Einige Details, die aus dem Leben Schopenhauers bekannt sind, verknüpft Poschenrieder sehr subtil mit dessen zentralen Denkansätzen und schafft es, daraus einen überaus kurzweiligen Roman zu machen, den man auch als Nicht-Philosoph mit Vergnügen liest. Zu diesen biografischen Details gehört die Tatsache, dass Schopenhauer sein Hauptwerk „Die Welt als Wille und Vorstellung“ bereits als 30-Jähriger fertiggestellt hatte, es 1819 bei Brockhaus in Leipzig erscheinen ließ und verkraften musste, dass sich zunächst kaum ein Mensch dafür interessierte. (Erst Jahrzehnte später, in den 1850er Jahren, wurde eine größere Öffentlichkeit auf Schopenhauer und seine Gedanken aufmerksam, von da an wurde er mit Ruhm geradezu überschüttet.)

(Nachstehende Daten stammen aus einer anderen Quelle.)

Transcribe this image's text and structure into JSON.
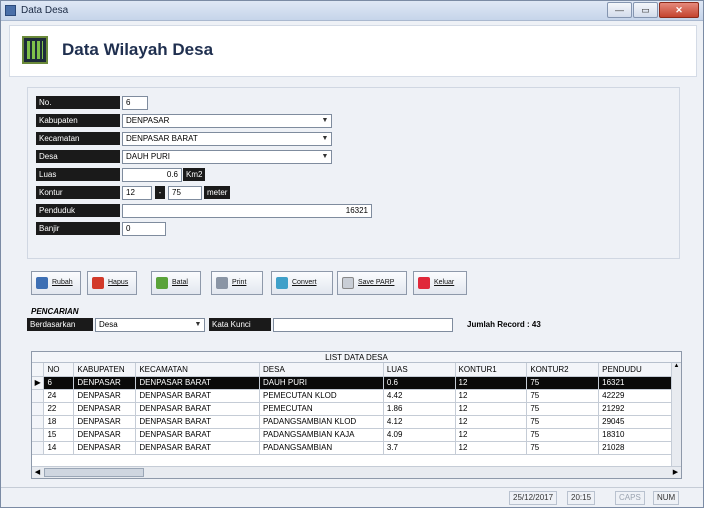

Bekannt ist ferner Schopenhauers Verehrung für den fast 40 Jahre älteren Goethe, der Schopenhauer, als dieser zu einer längeren Italienreise aufbrach, ein Empfehlungsschreiben mitgab. Ob diese Karte sich wirklich an Lord Byron richtete, der zu dieser Zeit in Venedig weilte, und ob es tatsächlich ein Treffen zwischen Schopenhauer und Byron gab, ist ungewiss. Reizvoll ist die Vorstellung allemal, und darum kreist der Roman.

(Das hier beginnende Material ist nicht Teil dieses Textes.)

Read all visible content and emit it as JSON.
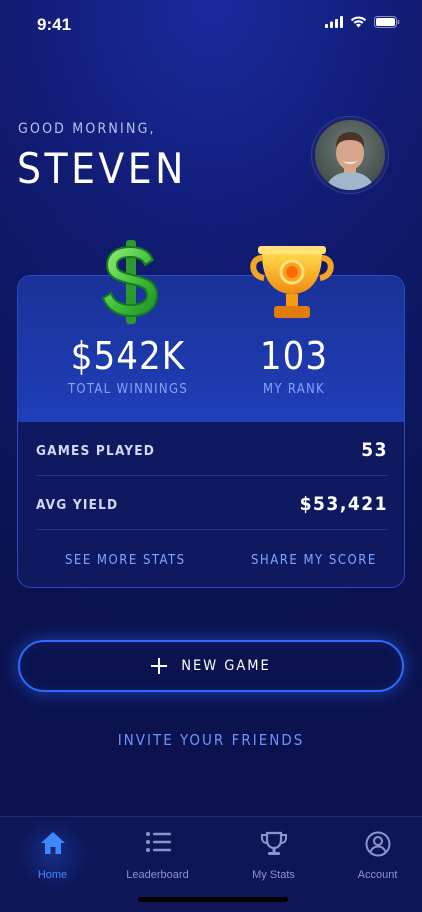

Verbürgt ist ferner die Tatsache, dass Schopenhauer in Dresden ein Kind zeugte infolge der Liebelei mit einer Frau, die als Lebenspartnerin für ihn nicht in Frage kam. Spuren finden sich außerdem zu einer venezianischen Geliebten namens Teresa Fuga, die im Roman eine wichtige Rolle spielt. Hier wird eine sehr sympathische Seite des jungen Denkers porträtiert, der der Nachwelt eher mit seinen pessimistischen und schlecht gelaunten Seiten im Gedächtnis geblieben ist und übrigens sein Leben lang unverheiratet blieb.

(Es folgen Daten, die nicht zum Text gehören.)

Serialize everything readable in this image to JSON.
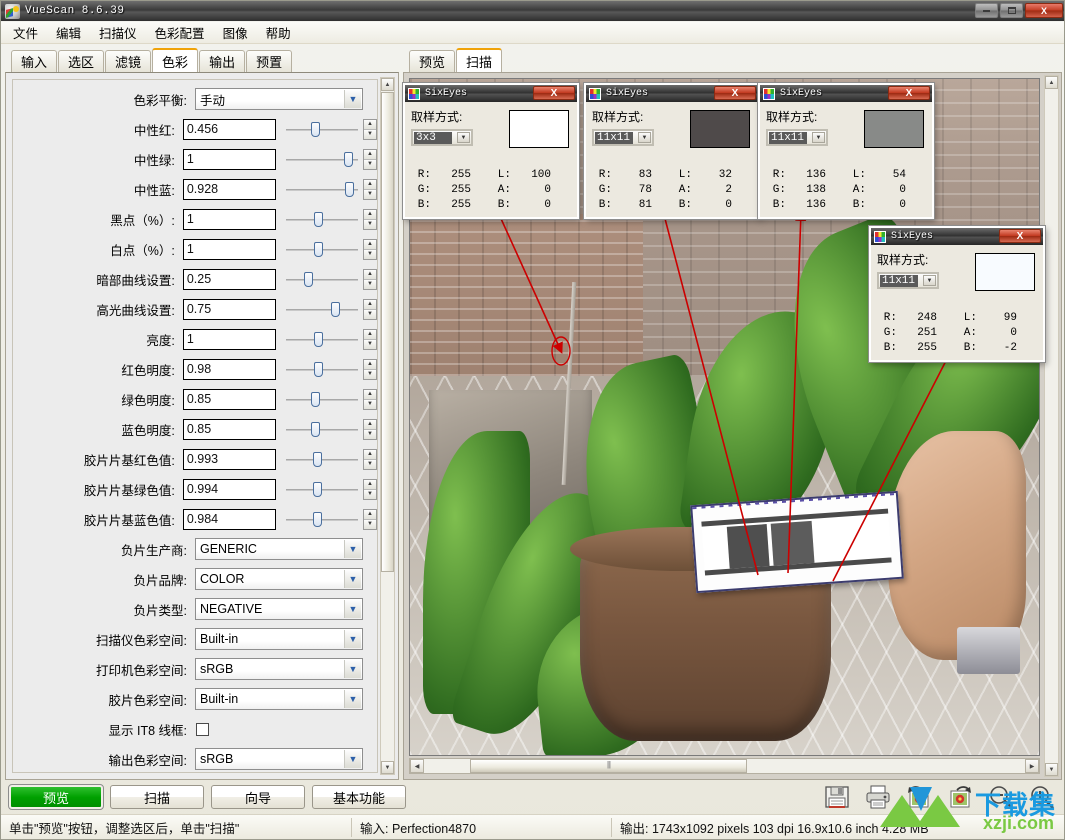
{
  "window": {
    "title": "VueScan 8.6.39",
    "icon": "vuescan-logo-icon",
    "minimize_label": "–",
    "maximize_label": "□",
    "close_label": "X"
  },
  "menu": {
    "items": [
      "文件",
      "编辑",
      "扫描仪",
      "色彩配置",
      "图像",
      "帮助"
    ]
  },
  "left_tabs": {
    "items": [
      "输入",
      "选区",
      "滤镜",
      "色彩",
      "输出",
      "预置"
    ],
    "active": "色彩"
  },
  "right_tabs": {
    "items": [
      "预览",
      "扫描"
    ],
    "active": "扫描"
  },
  "color_panel": {
    "rows": [
      {
        "label": "色彩平衡:",
        "type": "combo",
        "value": "手动"
      },
      {
        "label": "中性红:",
        "type": "number",
        "value": "0.456",
        "slider": 40
      },
      {
        "label": "中性绿:",
        "type": "number",
        "value": "1",
        "slider": 92
      },
      {
        "label": "中性蓝:",
        "type": "number",
        "value": "0.928",
        "slider": 93
      },
      {
        "label": "黑点（%）:",
        "type": "number",
        "value": "1",
        "slider": 45
      },
      {
        "label": "白点（%）:",
        "type": "number",
        "value": "1",
        "slider": 45
      },
      {
        "label": "暗部曲线设置:",
        "type": "number",
        "value": "0.25",
        "slider": 28
      },
      {
        "label": "高光曲线设置:",
        "type": "number",
        "value": "0.75",
        "slider": 72
      },
      {
        "label": "亮度:",
        "type": "number",
        "value": "1",
        "slider": 45
      },
      {
        "label": "红色明度:",
        "type": "number",
        "value": "0.98",
        "slider": 45
      },
      {
        "label": "绿色明度:",
        "type": "number",
        "value": "0.85",
        "slider": 40
      },
      {
        "label": "蓝色明度:",
        "type": "number",
        "value": "0.85",
        "slider": 40
      },
      {
        "label": "胶片片基红色值:",
        "type": "number",
        "value": "0.993",
        "slider": 43
      },
      {
        "label": "胶片片基绿色值:",
        "type": "number",
        "value": "0.994",
        "slider": 43
      },
      {
        "label": "胶片片基蓝色值:",
        "type": "number",
        "value": "0.984",
        "slider": 43
      },
      {
        "label": "负片生产商:",
        "type": "combo",
        "value": "GENERIC"
      },
      {
        "label": "负片品牌:",
        "type": "combo",
        "value": "COLOR"
      },
      {
        "label": "负片类型:",
        "type": "combo",
        "value": "NEGATIVE"
      },
      {
        "label": "扫描仪色彩空间:",
        "type": "combo",
        "value": "Built-in"
      },
      {
        "label": "打印机色彩空间:",
        "type": "combo",
        "value": "sRGB"
      },
      {
        "label": "胶片色彩空间:",
        "type": "combo",
        "value": "Built-in"
      },
      {
        "label": "显示 IT8 线框:",
        "type": "checkbox",
        "value": ""
      },
      {
        "label": "输出色彩空间:",
        "type": "combo",
        "value": "sRGB"
      }
    ]
  },
  "sixeyes": {
    "title": "SixEyes",
    "close_label": "X",
    "sample_label": "取样方式:",
    "keys": [
      "R:",
      "G:",
      "B:"
    ],
    "lab_keys": [
      "L:",
      "A:",
      "B:"
    ],
    "windows": [
      {
        "id": "sixeyes-window-1",
        "sample_mode": "3x3",
        "swatch_color": "#ffffff",
        "rgb": [
          "255",
          "255",
          "255"
        ],
        "lab": [
          "100",
          "0",
          "0"
        ]
      },
      {
        "id": "sixeyes-window-2",
        "sample_mode": "11x11",
        "swatch_color": "#4f4a4a",
        "rgb": [
          "83",
          "78",
          "81"
        ],
        "lab": [
          "32",
          "2",
          "0"
        ]
      },
      {
        "id": "sixeyes-window-3",
        "sample_mode": "11x11",
        "swatch_color": "#888a88",
        "rgb": [
          "136",
          "138",
          "136"
        ],
        "lab": [
          "54",
          "0",
          "0"
        ]
      },
      {
        "id": "sixeyes-window-4",
        "sample_mode": "11x11",
        "swatch_color": "#f8fbff",
        "rgb": [
          "248",
          "251",
          "255"
        ],
        "lab": [
          "99",
          "0",
          "-2"
        ]
      }
    ]
  },
  "action_buttons": [
    {
      "label": "预览",
      "style": "green"
    },
    {
      "label": "扫描",
      "style": "normal"
    },
    {
      "label": "向导",
      "style": "normal"
    },
    {
      "label": "基本功能",
      "style": "normal"
    }
  ],
  "toolbar_icons": [
    "save-icon",
    "print-icon",
    "rotate-left-icon",
    "rotate-right-icon",
    "zoom-out-icon",
    "zoom-in-icon"
  ],
  "status": {
    "hint": "单击\"预览\"按钮，调整选区后，单击\"扫描\"",
    "input": "输入: Perfection4870",
    "output": "输出: 1743x1092 pixels 103 dpi 16.9x10.6 inch 4.28 MB"
  },
  "watermark": {
    "main": "下载集",
    "sub": "xzji.com"
  },
  "colors": {
    "accent_tab": "#f0a30a",
    "preview_green": "#00a000",
    "titlebar_dark": "#2f2f2f",
    "close_red": "#c23b22",
    "annotation_arrow": "#cc0000"
  }
}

Weitere zeithistorische Details fügen sich belebend in die Romanhandlung, in der außerdem noch ein Hund namens Ciccio, ein Gondoliere namens Tita, ein fröhlicher deutscher Student namens Fidelis von Morgenrot, eine Sängerin mit Starallüren und allerhand Spitzel des habsburgischen Reiches in Diensten des Fürsten Metternich eine Rolle spielen. Sehr vergnüglich ist so manche Katz-und-Maus-Jagd durch dunkle Gassen, über Brücken und verwunschene Plätze, so dass „Die Welt ist im Kopf“ nicht nur ein Schopenhauer-, sondern vor allem ein sehr anschaulicher Venedig-Roman ist.
Jedes der zumeist recht kurzen Kapitel rückt die Sicht eines anderen Beteiligten in den Vordergrund, so dass kaleidoskopartig das Bild eines turbulenten Winters in Venedig entsteht – bis hin zum berühmten Karneval. Alles zusammen ergibt einen wunderbar farbigen Hintergrund für das höchst irdische Dasein eines jungen Deutschen, der in der Rückschau zu einem der wichtigsten Protagonisten in der Riege der „Dichter und Denker“ geworden ist.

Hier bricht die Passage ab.